Lets use gambling as an example, shall we?

The machine is just going through a down turn. It will come back any minute now. I will make my money back and then I will go home. I thought I would be fine. My playing level was fine. Surely I wouldn’t get soaked.

I kept gambling and doing my own thing. I was sure my luck would turn. Sometimes I actually did avoid the storm. I would win big and leave the casino triumphant. I would usually return the next day and give it all back. More days like that helped me realize I could have a problem. I saw the clouds looming on the horizon. They were looking mean and intimidating.

I’ve won before. Surely I will win again. The storm will go another direction. Sunshine and roses baby, that’s what I have in my future!

Or not.

So I played more and lost more money. When the skies opened up completely I had a $2ooo/day habit raining on me.

I didn’t respect the storm I saw coming.

It took even longer to “dry out.”

Needless to say it was tough getting back to an Interstate in Miami that night. The entire place was drenched because I waited too long. Traffic was terrible because the roads were wet and flooding.

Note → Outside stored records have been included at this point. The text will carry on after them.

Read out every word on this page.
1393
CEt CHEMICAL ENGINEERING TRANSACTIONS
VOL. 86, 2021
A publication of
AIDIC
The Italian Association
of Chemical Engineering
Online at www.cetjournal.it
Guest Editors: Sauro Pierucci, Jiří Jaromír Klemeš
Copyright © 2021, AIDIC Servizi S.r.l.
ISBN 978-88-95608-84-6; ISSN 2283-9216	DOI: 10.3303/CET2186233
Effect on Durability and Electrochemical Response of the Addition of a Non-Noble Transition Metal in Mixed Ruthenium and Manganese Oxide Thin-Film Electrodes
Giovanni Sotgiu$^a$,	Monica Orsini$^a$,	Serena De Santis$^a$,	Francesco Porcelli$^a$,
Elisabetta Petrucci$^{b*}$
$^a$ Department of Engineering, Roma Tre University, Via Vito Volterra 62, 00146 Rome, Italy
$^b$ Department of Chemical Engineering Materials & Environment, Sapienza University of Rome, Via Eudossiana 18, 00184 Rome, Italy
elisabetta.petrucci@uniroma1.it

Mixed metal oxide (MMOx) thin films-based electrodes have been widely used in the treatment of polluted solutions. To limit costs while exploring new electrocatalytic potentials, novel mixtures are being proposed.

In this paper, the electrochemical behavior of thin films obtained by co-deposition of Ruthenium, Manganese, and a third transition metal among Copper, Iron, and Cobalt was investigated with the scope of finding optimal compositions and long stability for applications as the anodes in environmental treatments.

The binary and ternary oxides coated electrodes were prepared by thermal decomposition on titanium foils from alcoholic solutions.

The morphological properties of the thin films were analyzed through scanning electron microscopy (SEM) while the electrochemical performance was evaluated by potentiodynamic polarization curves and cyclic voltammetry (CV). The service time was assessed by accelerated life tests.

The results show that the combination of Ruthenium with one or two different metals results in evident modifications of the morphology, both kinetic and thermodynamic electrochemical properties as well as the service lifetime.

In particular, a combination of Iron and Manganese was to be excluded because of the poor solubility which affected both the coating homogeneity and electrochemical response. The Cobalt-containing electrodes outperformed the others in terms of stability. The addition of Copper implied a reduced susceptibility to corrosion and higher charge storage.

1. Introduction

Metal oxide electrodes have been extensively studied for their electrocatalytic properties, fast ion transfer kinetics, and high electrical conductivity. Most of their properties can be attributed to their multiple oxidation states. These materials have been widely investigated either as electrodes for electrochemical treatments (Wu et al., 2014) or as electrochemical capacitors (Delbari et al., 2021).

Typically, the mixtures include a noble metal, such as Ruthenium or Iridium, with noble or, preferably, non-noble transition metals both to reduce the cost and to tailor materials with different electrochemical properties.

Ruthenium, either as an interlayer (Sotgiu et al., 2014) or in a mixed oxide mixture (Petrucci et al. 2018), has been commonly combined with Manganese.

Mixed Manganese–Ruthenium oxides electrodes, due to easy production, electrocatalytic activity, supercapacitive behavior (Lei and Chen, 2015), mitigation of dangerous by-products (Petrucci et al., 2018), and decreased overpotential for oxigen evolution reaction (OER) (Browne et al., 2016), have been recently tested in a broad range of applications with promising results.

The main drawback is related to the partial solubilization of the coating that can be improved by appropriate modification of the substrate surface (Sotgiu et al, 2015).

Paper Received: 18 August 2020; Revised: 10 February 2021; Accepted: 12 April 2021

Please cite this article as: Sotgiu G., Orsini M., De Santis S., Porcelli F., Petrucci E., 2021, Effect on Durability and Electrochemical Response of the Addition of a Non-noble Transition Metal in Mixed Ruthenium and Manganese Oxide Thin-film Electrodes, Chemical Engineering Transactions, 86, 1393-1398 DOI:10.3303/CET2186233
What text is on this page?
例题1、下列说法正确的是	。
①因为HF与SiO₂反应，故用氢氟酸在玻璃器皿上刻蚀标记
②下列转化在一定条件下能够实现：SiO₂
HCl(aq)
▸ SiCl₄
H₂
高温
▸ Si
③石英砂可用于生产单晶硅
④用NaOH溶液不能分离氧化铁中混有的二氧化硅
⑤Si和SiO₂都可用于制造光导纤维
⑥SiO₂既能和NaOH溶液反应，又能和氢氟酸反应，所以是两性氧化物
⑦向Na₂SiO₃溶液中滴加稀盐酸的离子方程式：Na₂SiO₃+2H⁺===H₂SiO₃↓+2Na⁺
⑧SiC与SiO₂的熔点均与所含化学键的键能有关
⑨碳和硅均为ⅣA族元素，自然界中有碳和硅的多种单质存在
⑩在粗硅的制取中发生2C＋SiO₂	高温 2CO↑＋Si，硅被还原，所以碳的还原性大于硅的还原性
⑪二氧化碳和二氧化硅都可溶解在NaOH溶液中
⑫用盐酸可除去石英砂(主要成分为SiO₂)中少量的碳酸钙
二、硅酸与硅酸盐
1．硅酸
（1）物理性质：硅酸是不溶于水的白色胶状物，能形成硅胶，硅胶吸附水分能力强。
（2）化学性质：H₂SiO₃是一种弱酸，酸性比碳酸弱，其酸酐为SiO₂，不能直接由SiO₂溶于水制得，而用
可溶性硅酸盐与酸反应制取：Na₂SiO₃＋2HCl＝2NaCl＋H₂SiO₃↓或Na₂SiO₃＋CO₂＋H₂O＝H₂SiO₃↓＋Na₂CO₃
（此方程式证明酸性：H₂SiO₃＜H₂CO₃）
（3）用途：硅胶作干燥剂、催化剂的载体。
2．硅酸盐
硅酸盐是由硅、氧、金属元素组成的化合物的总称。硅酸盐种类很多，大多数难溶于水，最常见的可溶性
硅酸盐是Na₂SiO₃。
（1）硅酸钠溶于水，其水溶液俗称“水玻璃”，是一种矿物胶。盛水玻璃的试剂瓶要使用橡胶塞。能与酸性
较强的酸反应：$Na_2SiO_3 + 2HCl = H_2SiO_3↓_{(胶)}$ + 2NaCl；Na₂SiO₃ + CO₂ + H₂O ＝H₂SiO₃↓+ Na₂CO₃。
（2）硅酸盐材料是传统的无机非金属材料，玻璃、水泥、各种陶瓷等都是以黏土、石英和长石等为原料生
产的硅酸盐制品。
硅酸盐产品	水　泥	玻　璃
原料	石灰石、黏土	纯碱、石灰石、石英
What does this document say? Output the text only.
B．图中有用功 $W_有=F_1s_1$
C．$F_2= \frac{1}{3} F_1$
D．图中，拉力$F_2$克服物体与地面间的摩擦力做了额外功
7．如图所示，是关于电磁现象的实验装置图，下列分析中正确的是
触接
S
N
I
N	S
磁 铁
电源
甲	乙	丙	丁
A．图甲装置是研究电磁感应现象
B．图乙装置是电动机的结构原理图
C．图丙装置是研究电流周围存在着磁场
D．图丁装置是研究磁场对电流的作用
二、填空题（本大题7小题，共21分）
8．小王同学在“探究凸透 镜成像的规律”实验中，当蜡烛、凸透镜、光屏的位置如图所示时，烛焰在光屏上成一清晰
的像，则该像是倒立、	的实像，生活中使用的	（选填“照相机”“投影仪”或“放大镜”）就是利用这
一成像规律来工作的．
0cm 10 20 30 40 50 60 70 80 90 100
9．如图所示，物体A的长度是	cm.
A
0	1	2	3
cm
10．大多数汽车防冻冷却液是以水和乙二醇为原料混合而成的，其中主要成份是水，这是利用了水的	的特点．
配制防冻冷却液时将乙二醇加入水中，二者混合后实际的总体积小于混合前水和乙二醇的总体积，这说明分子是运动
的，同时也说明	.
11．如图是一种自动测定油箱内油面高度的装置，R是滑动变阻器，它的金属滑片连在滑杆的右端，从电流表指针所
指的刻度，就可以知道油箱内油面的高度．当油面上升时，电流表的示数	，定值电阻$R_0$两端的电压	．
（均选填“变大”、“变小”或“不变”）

Things would have been easier if I had left earlier.

Just a few more minutes.

How many times have you said that? What has it cost you? How much time and money have you lost?

I was stressed out by the traffic and the rain. By the time I got home I was cranky and exhausted.

Thankfully I made it home safely. There were plenty of crashes along the way. They weren’t so lucky.

Maybe I need to show more respect. My “it’s fine” attitude hasn’t served me in the past. 

I know for sure that I need to continue getting in touch with my true emotions. I am still learning to honor the warnings and understand what I need to fill my soul. I am working on wanting to avoid the storms. My tendency to thrive on the drama sucks. I remain proud for moving forward.

Blessings my friends,

Kim

P.S. What the hell happened? I was supposed to post the day after the last post. As it turns out I didn’t honor my feelings and stumbled into a dark spell. This month is proving to be more of a challenge than I would like. Fall down three times and get up four. My hope is that you are getting up from your dark patches as well. Life has rough spots. Our character is built on how we handle them. Keep going and forgive along the way!

Related Posts

Share This

2 Comments

  1. Great post and great blog. Thanks for sharing your feelings and progress so openly.

    • Hi! You’re welcome. I appreciate you taking the time to stop by. You are why I keep writing. I hope you found some gems here.